In August, Griffin joins forces with Bell Shakespeare to present another of Justin Fleming’s rollicking, contemporary Australian adaptations of Molière, written in verse, this time The Misanthrope with Lewis directing and Danielle Cormack playing the title role. Lewis has previously directed Fleming’s rhyming adaptations of Molière’s The Literati and The School for Wives.
“When Peter Evans [Bell Shakespeare’s Artistic Director] first said to me, ‘how about The Misanthrope?’ I said, ‘oh, I really don’t want to do another thing with an old dude and a young woman and it’s all so tragic,’ and he said, ‘what if it is a woman?’ and I went, ‘oh, hello!’’ recalled Lewis. Cormack will play a savvy sophisticate surrounded by sycophants and yes men in the play, which is set against the backdrop of the Australian music industry.
Nikki Shiels stars in The Feather in the Web. Photograph courtesy of Griffin
The final play in the mainstage season, which has been programmed with the support of the Girgensohn Foundation is The Feather in the Web by Nick Coyle, whose previous plays include Hammerhead (Is Dead) and his one-man show Blue Wizard. The Feather in the Web was one of the shortlisted plays in the 2017 Lysicrates Prize, which is run by Griffin. While admitting that it is “a weird play”, Lewis described it as “one of the most beautiful speculations I’ve read about how a young woman finds a voice. When the world tells you how you should behave, what you should do to be successful, how do you find your individual voice and at what point do you say no?” Ben Winspear directs. Nikki Shiels plays the central protagonist Kimberly, with a cast that also includes Tina Bursill, Gareth Davies and Michelle Lim Davidson.
Next year, while the Wharf is closed for renovations, ATYP has been invited by Griffin to share the stage at the SBW Stables Theatre. ATYP will stage three world premieres across 2018: Intersection 2018: Chryslis, a collection of short plays written by participants in ATYP’s National Studio writing programme; Impending Everyone by Michael Andrew Collins; and Charlie Pilgrim (Or a Beginner’s Guide to Time Travel) by Sam O’Sullivan.
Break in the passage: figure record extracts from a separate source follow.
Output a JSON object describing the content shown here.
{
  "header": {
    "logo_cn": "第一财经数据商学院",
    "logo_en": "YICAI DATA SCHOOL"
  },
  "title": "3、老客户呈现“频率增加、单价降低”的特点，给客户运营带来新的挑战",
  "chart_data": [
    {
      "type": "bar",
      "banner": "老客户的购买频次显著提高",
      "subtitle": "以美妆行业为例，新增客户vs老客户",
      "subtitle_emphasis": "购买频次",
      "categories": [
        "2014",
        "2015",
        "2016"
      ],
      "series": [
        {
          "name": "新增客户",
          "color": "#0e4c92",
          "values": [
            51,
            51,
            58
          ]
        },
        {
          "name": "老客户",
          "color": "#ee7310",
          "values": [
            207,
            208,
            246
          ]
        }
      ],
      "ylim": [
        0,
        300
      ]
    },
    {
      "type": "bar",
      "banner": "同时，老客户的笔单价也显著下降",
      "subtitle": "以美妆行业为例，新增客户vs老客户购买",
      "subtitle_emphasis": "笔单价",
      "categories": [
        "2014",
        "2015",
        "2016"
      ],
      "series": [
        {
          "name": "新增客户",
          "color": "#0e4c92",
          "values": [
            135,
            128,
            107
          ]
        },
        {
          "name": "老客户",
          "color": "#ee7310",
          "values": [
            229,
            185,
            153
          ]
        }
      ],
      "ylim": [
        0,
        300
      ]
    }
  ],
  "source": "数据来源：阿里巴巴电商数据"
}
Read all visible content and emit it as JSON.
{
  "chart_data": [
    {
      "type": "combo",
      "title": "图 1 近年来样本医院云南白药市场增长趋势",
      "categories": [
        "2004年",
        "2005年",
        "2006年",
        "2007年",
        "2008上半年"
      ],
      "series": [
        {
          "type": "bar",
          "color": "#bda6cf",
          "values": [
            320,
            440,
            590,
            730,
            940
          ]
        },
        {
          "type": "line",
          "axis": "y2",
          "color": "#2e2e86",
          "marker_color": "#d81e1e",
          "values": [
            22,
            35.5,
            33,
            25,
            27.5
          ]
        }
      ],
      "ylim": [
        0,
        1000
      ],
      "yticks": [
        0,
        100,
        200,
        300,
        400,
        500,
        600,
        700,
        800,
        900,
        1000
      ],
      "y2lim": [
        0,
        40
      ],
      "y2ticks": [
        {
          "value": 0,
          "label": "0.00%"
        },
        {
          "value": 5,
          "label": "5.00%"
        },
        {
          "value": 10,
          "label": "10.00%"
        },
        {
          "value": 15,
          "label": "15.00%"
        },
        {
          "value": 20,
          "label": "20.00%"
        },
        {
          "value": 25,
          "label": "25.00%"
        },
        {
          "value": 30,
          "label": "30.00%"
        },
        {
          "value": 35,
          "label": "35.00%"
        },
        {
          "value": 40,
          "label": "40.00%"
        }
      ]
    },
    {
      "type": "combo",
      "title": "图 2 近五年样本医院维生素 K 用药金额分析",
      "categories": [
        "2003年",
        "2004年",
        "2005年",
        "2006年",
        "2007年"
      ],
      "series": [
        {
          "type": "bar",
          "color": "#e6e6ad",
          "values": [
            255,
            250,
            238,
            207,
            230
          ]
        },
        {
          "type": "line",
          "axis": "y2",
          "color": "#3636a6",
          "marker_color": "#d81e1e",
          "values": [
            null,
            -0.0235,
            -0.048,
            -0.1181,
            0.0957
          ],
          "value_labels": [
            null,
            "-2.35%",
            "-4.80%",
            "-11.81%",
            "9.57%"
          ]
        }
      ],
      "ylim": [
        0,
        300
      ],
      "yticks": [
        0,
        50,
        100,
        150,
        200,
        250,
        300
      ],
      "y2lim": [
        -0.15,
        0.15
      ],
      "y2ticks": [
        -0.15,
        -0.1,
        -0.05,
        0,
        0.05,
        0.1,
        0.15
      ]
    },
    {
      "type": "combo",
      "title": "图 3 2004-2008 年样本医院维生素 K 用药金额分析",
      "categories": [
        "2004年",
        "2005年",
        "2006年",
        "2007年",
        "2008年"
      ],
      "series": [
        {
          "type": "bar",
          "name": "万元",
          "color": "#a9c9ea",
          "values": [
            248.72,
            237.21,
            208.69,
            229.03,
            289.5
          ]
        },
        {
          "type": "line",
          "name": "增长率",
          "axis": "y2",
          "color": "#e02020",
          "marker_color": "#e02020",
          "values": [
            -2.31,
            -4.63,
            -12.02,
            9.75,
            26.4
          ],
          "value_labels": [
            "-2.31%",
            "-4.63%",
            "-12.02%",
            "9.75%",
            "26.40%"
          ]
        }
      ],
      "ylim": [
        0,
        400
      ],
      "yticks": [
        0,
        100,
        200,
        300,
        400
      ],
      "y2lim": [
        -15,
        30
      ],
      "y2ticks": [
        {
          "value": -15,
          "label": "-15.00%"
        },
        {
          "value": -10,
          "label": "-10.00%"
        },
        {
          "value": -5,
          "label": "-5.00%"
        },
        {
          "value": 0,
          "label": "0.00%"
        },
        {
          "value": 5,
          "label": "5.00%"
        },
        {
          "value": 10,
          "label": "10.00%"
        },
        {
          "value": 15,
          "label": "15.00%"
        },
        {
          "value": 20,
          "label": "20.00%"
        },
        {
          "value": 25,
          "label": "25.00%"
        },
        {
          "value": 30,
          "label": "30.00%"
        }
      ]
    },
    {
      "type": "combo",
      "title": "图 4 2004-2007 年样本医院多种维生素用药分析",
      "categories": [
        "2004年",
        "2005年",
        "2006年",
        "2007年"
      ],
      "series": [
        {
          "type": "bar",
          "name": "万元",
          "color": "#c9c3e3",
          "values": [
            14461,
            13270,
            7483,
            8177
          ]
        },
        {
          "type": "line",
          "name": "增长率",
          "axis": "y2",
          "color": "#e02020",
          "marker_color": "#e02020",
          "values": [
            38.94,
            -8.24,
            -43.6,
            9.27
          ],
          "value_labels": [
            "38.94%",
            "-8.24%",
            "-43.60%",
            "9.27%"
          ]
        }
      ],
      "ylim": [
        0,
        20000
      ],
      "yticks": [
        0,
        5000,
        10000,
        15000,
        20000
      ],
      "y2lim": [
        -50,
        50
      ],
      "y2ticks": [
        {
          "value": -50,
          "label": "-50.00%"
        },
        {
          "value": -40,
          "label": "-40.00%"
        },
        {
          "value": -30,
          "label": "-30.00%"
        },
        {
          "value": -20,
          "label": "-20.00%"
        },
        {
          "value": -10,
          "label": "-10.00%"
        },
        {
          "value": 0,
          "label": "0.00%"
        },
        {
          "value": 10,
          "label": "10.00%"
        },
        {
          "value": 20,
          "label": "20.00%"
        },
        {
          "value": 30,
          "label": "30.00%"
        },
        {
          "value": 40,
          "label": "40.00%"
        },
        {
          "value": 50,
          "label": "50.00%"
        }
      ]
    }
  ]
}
As a result, the Griffin Independent programme will feature shorter seasons for 2018. The plays include Fag/Stag written and performed by Jeffrey Jay Fowler and Chris Isaacs; The Orchid and The Crow, written and performed by Daniel Tobias; Hello, Beautiful! written and performed by Hannie Rayson; Shabbat Dinner by Jessica Bellamy; and The Smallest Hour written and performed by Phil Spencer and Susie Youseff.
In April, Phil Spencer will curate a three-week festival of alternative Australian writing called Batch Festival sponsored by the Batch Brewing Company. The programme, which will feature a line-up of storytellers, poets, comedy artists and non-traditional performance makers, will be announced in the New Year.